Why is there no natural syntax for accessing attributes with names not being valid identifiers?
antoon.pardon at rece.vub.ac.be
Wed Dec 4 20:57:11 CET 2013
Op 04-12-13 14:02, rusi schreef:
> On Wednesday, December 4, 2013 6:02:18 PM UTC+5:30, Antoon Pardon wrote:
>> Op 04-12-13 13:01, rusi schreef:
>>> On Wednesday, December 4, 2013 3:59:06 PM UTC+5:30, Antoon Pardon wrote:
>>>> Op 04-12-13 11:09, rusi schreef:
>>>>> I used the spaces case to indicate the limit of chaos.
>>>>> Other characters (that
>>>>> already have uses) are just as problematic.
>>>> I don't agree with the latter. As it is now python can make the
>>>> distinction between
>>>> from A import B and fromAimportB.
>>>> I see no a priori reason why this should be limited to letters. A
>>>> language designer might choose to allow a bigger set of characters
>>>> in identifiers like '-', '+' and others. In that case a-b would be
>>>> an identifier and a - b would be the operation. Just as in python
>>>> fromAimportB is an identifier and from A import B is an import
>>> Im not sure what you are saying.
>>> Sure a language designer can design a language differently from python.
>>> I mentioned lisp. Cobol is another behaving exactly as you describe.
>>> My point is that when you do (something like) that, you will need to change the
>>> lexical and grammatical structure of the language. And this will make
>>> for rather far-reaching changes ALL OVER the language not just in what-follows-dot.

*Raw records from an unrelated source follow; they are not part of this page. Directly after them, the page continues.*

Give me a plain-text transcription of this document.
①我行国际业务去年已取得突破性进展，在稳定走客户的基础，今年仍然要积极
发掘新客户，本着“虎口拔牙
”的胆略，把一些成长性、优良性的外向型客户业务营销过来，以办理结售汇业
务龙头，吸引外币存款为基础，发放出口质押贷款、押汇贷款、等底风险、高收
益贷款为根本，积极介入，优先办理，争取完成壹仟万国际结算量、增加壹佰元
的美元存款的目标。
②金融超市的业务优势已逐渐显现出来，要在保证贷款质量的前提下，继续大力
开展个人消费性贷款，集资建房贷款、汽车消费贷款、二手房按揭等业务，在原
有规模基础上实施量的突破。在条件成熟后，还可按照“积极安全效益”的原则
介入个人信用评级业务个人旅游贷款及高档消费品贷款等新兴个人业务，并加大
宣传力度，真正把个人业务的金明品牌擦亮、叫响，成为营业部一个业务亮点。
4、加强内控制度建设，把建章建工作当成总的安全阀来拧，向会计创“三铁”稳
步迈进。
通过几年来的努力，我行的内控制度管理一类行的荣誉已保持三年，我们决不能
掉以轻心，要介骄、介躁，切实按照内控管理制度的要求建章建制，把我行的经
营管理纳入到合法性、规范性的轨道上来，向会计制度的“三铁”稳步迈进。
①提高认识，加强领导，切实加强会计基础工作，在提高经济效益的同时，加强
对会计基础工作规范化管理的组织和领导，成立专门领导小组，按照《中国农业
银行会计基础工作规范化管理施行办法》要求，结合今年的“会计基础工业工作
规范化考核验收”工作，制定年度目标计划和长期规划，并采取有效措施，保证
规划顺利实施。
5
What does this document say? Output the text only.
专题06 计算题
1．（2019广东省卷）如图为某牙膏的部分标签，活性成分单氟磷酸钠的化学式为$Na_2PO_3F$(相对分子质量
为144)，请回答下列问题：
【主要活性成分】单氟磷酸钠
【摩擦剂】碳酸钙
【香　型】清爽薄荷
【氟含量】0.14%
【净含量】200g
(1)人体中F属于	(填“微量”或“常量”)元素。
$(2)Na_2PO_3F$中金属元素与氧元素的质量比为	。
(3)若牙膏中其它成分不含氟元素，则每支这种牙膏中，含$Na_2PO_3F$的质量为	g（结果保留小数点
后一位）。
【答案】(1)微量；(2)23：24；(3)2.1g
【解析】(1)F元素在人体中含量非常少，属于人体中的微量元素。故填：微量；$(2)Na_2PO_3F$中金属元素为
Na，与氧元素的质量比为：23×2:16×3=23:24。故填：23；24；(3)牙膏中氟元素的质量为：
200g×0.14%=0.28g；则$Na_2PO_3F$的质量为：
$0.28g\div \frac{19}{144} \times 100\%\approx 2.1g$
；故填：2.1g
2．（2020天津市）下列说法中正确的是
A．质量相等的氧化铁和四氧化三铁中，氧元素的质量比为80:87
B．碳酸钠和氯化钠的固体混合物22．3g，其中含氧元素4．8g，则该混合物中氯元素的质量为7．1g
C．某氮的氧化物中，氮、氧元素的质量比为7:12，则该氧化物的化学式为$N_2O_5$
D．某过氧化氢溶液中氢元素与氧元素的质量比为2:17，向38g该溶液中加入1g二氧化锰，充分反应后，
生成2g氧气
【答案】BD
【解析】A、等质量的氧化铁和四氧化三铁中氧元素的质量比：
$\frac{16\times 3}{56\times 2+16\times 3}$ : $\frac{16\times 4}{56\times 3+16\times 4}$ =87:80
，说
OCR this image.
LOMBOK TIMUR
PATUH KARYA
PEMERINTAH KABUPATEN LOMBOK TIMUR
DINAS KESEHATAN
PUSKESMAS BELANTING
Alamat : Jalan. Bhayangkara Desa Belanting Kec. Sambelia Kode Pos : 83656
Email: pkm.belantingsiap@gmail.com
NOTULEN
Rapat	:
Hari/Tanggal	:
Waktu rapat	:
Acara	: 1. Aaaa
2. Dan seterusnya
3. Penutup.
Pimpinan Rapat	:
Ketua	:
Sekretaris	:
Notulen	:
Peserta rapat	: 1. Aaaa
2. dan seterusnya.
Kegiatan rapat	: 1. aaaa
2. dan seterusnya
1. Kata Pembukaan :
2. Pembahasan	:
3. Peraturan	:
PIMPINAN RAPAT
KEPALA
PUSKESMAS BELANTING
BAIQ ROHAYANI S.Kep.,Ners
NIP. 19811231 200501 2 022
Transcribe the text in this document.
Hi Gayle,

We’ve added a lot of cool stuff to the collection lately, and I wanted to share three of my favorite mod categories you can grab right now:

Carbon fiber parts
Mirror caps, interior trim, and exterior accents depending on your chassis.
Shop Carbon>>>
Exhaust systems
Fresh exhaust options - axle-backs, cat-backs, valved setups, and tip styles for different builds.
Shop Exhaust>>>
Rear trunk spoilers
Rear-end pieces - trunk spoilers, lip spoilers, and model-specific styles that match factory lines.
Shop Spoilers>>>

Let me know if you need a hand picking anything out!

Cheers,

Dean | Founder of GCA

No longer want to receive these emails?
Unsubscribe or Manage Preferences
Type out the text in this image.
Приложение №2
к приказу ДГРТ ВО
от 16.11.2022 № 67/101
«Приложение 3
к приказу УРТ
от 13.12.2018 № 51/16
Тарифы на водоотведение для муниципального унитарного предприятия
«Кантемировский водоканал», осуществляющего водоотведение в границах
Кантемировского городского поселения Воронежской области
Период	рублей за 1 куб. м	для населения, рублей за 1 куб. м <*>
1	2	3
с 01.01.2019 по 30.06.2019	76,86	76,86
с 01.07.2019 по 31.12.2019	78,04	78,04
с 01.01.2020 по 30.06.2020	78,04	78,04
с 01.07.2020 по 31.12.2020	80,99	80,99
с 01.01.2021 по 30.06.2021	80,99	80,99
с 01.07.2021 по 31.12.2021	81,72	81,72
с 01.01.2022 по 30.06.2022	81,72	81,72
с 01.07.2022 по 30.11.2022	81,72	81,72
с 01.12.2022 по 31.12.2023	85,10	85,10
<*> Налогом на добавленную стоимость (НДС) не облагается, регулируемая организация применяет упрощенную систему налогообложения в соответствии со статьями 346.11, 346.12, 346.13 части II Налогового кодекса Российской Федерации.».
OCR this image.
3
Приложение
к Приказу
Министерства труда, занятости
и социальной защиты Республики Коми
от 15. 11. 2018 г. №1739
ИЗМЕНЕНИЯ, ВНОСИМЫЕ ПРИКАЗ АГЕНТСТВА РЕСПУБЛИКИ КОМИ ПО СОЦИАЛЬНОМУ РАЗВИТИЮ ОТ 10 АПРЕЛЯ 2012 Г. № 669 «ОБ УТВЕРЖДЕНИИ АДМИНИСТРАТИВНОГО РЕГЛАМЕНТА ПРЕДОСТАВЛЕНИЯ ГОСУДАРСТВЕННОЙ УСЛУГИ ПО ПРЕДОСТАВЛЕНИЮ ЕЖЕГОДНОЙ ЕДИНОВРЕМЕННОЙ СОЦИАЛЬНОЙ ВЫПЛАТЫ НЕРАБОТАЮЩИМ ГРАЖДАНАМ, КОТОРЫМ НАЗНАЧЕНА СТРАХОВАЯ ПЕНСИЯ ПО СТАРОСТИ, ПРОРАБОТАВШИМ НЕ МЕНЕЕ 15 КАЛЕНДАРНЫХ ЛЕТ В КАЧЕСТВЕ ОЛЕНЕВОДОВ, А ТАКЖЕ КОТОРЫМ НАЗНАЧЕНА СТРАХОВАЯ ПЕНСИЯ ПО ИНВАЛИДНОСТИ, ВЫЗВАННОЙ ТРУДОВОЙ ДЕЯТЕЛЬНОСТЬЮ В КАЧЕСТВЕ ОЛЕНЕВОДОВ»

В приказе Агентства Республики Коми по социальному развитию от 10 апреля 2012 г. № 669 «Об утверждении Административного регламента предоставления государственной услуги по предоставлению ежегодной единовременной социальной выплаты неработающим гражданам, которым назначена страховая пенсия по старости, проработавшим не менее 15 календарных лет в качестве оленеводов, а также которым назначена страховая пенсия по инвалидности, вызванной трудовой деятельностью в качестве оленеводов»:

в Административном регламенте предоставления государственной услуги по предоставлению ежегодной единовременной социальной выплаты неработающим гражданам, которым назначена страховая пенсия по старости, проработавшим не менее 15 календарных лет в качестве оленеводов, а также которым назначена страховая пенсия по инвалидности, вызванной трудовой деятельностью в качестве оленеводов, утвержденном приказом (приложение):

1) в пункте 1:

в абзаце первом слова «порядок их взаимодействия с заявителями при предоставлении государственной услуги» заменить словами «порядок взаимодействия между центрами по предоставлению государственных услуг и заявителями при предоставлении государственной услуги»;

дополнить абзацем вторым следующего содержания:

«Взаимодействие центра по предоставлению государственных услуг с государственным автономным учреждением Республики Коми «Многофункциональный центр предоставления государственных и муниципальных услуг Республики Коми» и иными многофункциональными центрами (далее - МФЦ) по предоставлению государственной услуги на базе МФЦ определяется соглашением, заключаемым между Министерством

>> No you don't need to change the lexical and grammatical structure of
>> the language. Changing the characters allowed in identifiers, is not a
>> change in lexical structure. The only difference in lexical structuring
>> would be that '-', '>=' and other similars symbols would have to be
>> treated like keyword like 'from', 'as' etc instead of being recognizable
>> by just being present.
> Well I am mystified…
> Consider the string a-b in a program text.
> A Cobol or Lisp system sees this as one identifier.
> Python, C (and most modern languages) see this ident, operator, ident.
> As I understand it this IS the lexical structure of the language and the lexer
> is the part that implements this:
> - in cobol/lisp keeping it as one
> - in python/C breaking it into 3
> Maybe you understand in some other way the phrase "lexical structure"?
Yes I do. The fact that a certain string is lexically evaluated differently
is IMO not enough to conclude the language has a different lexical structure.
It only means that the values allowed within the structure are different. What
I see here is that some languages have an other alphabet over which identifiers
>> And the grammatical structure of the language wouldn't change at all.
>> Sure a-b would now be an identifier and not an operation but that is
>> of no concern for the parser.
> About grammar maybe what you are saying will hold: presumably if the token-set
> is the same, one could keep the same grammar, with the differences being
> entirely inter-lexeme ones.
And the question is. If the token-set is the same, how is then is the lexical
structure different rather than just the possible values associate with the tokens?